Irène Alenfeld reports in her family biography Why didn't you emigrate? (2008), shortly after the assassination attempt on July 20, 1944 , Koch was overheard saying to his friend Friedrich Siebel: “Yes, you have to do everything yourself to make it work.” The two of them face the threat of a court martial evaded by taking a plane to Crete, which was already occupied by the British . There they were first imprisoned as alleged spies in a special prison and then transferred to a POW camp in Schleswig-Holstein , from which Koch was released in the winter of 1946. This presentation is not confirmed by other biographical sources.

In 1949 Koch settled in Düsseldorf as a lawyer. He took over the defense of the defendants Paul Körner and Paul Pleiger in the Wilhelmstrasse Trial . He employed Friedrich Gramsch and Hans Rechenberg as unofficial assistants . Koch also worked with Kurt Hesse as a witness and took legal advice from Carl Schmitt on the question of the war of aggression in relation to the rearmament of Germany. Schmitt agreed with Koch's design of the Tu quoque argument . Koch took the view that the German attack on the Soviet Union was a preventive war. The German armaments served to protect against the threat from the eastern neighbors. In total war, the distinction between combatants and non-combatants in the Hague Land Warfare Regulations no longer applies .

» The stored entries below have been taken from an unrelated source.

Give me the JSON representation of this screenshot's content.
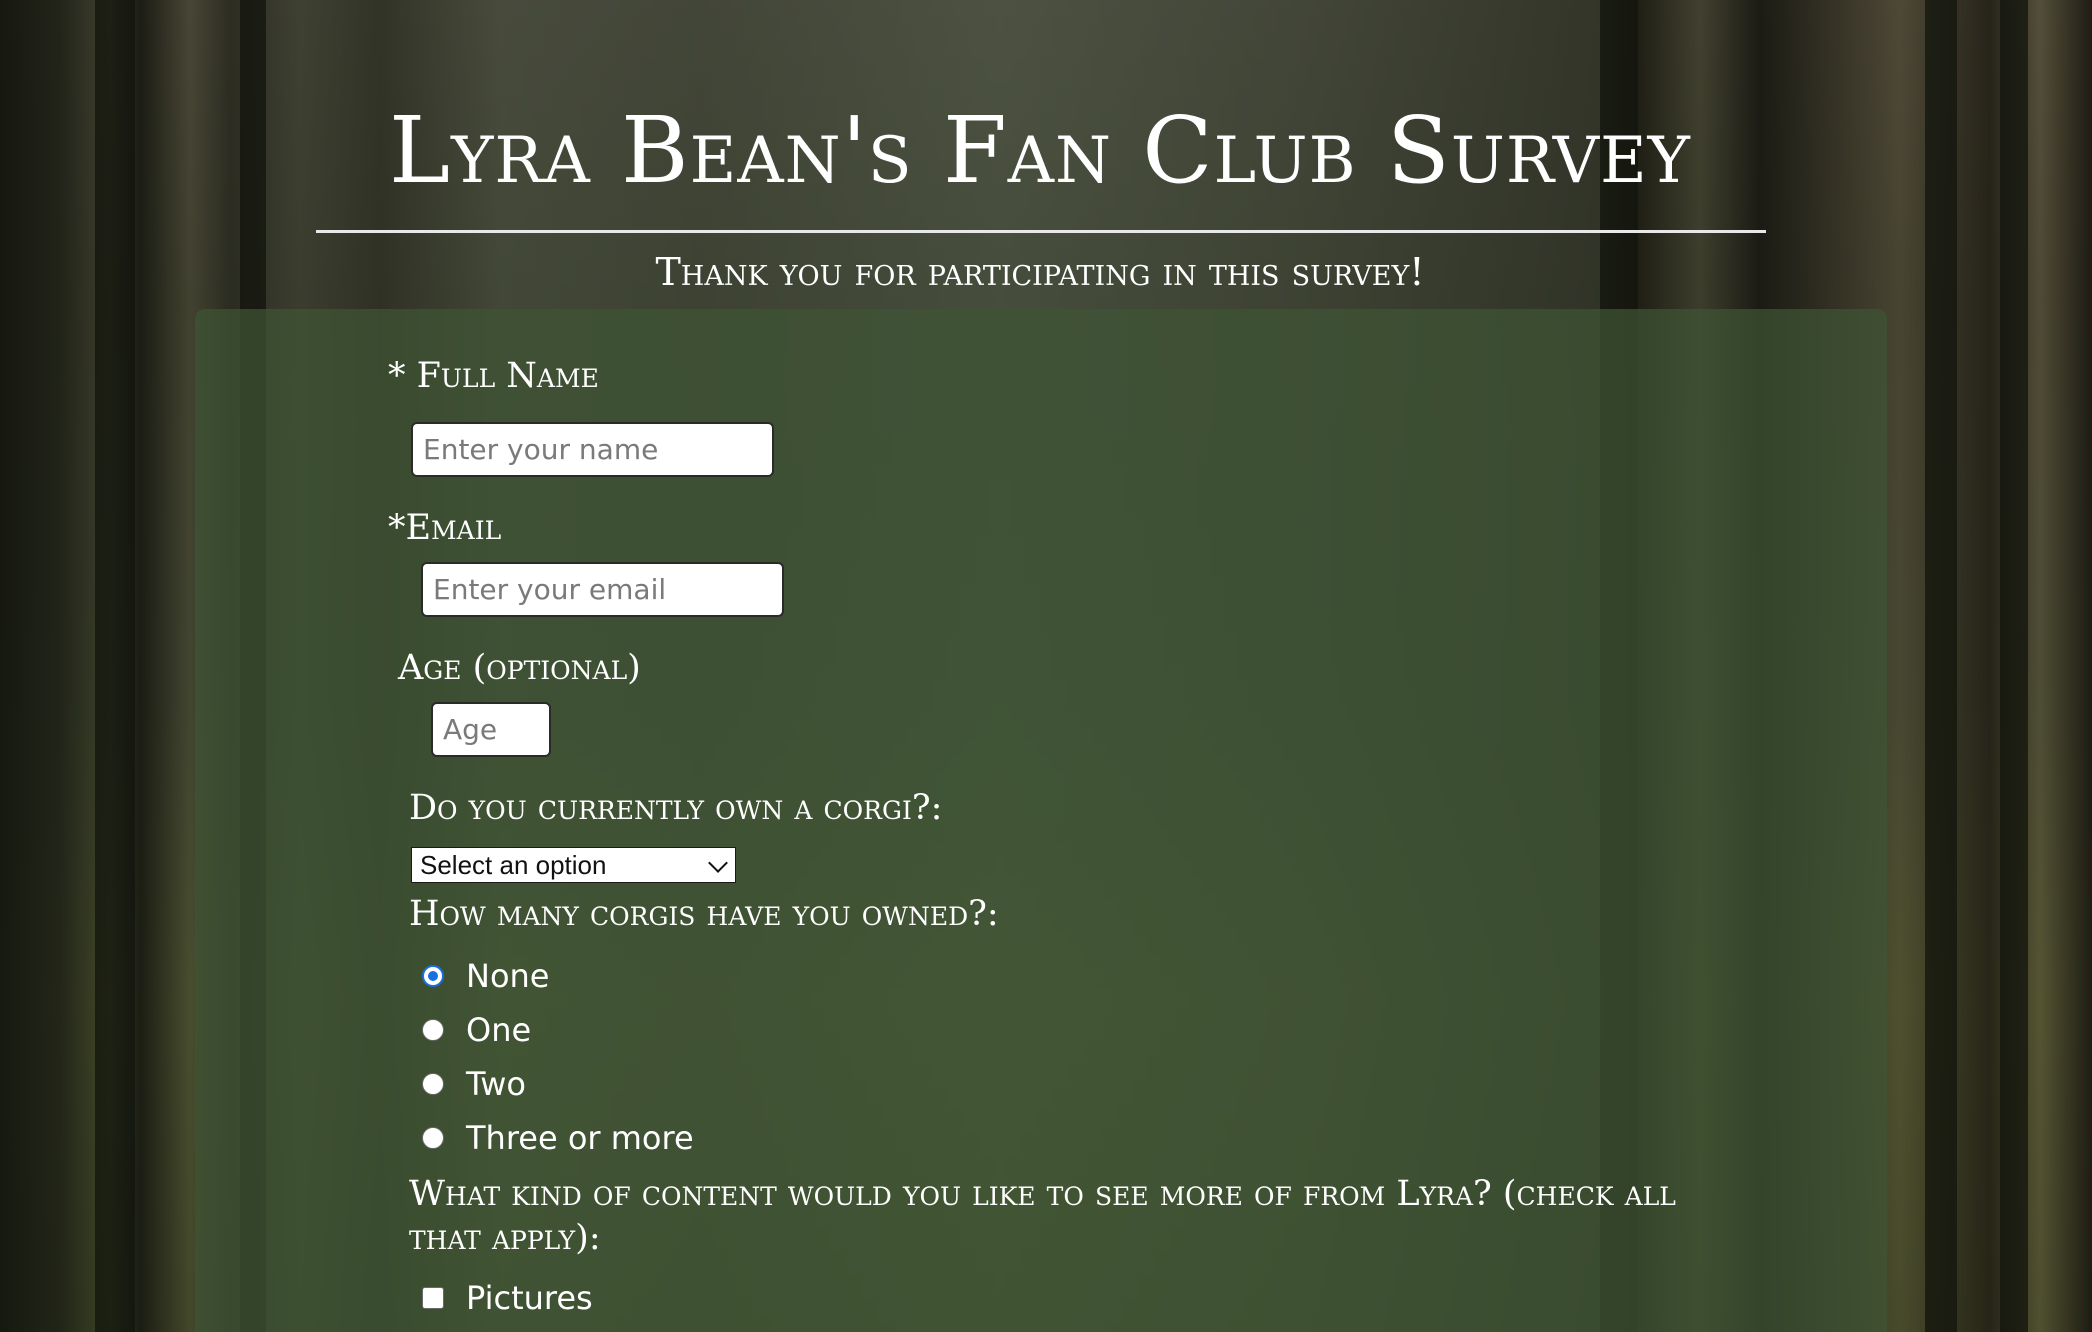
{
  "header": {
    "title": "Lyra Bean's Fan Club Survey",
    "subtitle": "Thank you for participating in this survey!"
  },
  "form": {
    "name": {
      "label": "* Full Name",
      "placeholder": "Enter your name"
    },
    "email": {
      "label": "*Email",
      "placeholder": "Enter your email"
    },
    "age": {
      "label": "Age (optional)",
      "placeholder": "Age"
    },
    "owns_corgi": {
      "label": "Do you currently own a corgi?:",
      "selected": "Select an option"
    },
    "corgis_owned": {
      "label": "How many corgis have you owned?:",
      "options": [
        "None",
        "One",
        "Two",
        "Three or more"
      ],
      "selected": "None"
    },
    "content": {
      "label": "What kind of content would you like to see more of from Lyra? (check all that apply):",
      "options": [
        "Pictures"
      ]
    }
  },
  "colors": {
    "panel": "#3e5434",
    "radio_accent": "#1a6fe0",
    "text": "#ffffff"
  }
}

Koch represented Edda Göring in a legal dispute over a painting against the city of Cologne .

Koch belonged to the Heidelberg legal group, but broke away from it in 1950 because the group seemed too pragmatic to him.

Fonts

  • Poems. With pictures by Justus and Werner Koch. Appelhans, Braunschweig 1916.
  • The legal validity of the preferred shares with multiple voting rights. sn], [Sl 1923.

literature

  • Hubert Seliger: Political lawyers? The defenders of the Nuremberg trials . Nomos, Baden-Baden 2016.

Individual evidence

  1. a b c Irène Alenfeld: Why didn't you emigrate? Survive in Berlin from 1933 to 1945 . Verlag für Berlin-Brandenburg, Berlin 2008, p. 28.
  2. Irène Alenfeld: Why didn't you emigrate? Survive in Berlin from 1933 to 1945 . Verlag für Berlin-Brandenburg, Berlin 2008, pp. 118, 452–453.
  3. Irène Alenfeld: Why didn't you emigrate? Survive in Berlin from 1933 to 1945 . Verlag für Berlin-Brandenburg, Berlin 2008, p. 65.
  4. ^ Hans Joachim Ebert:  Siebel, Friedrich Wilhelm. In: New German Biography (NDB). Volume 24, Duncker & Humblot, Berlin 2010, ISBN 978-3-428-11205-0 , pp. 319-321 ( digitized version ).
  5. Hubert Seliger: Political Lawyers? The defenders of the Nuremberg trials . Nomos, Baden-Baden 2016, pp. 360–362.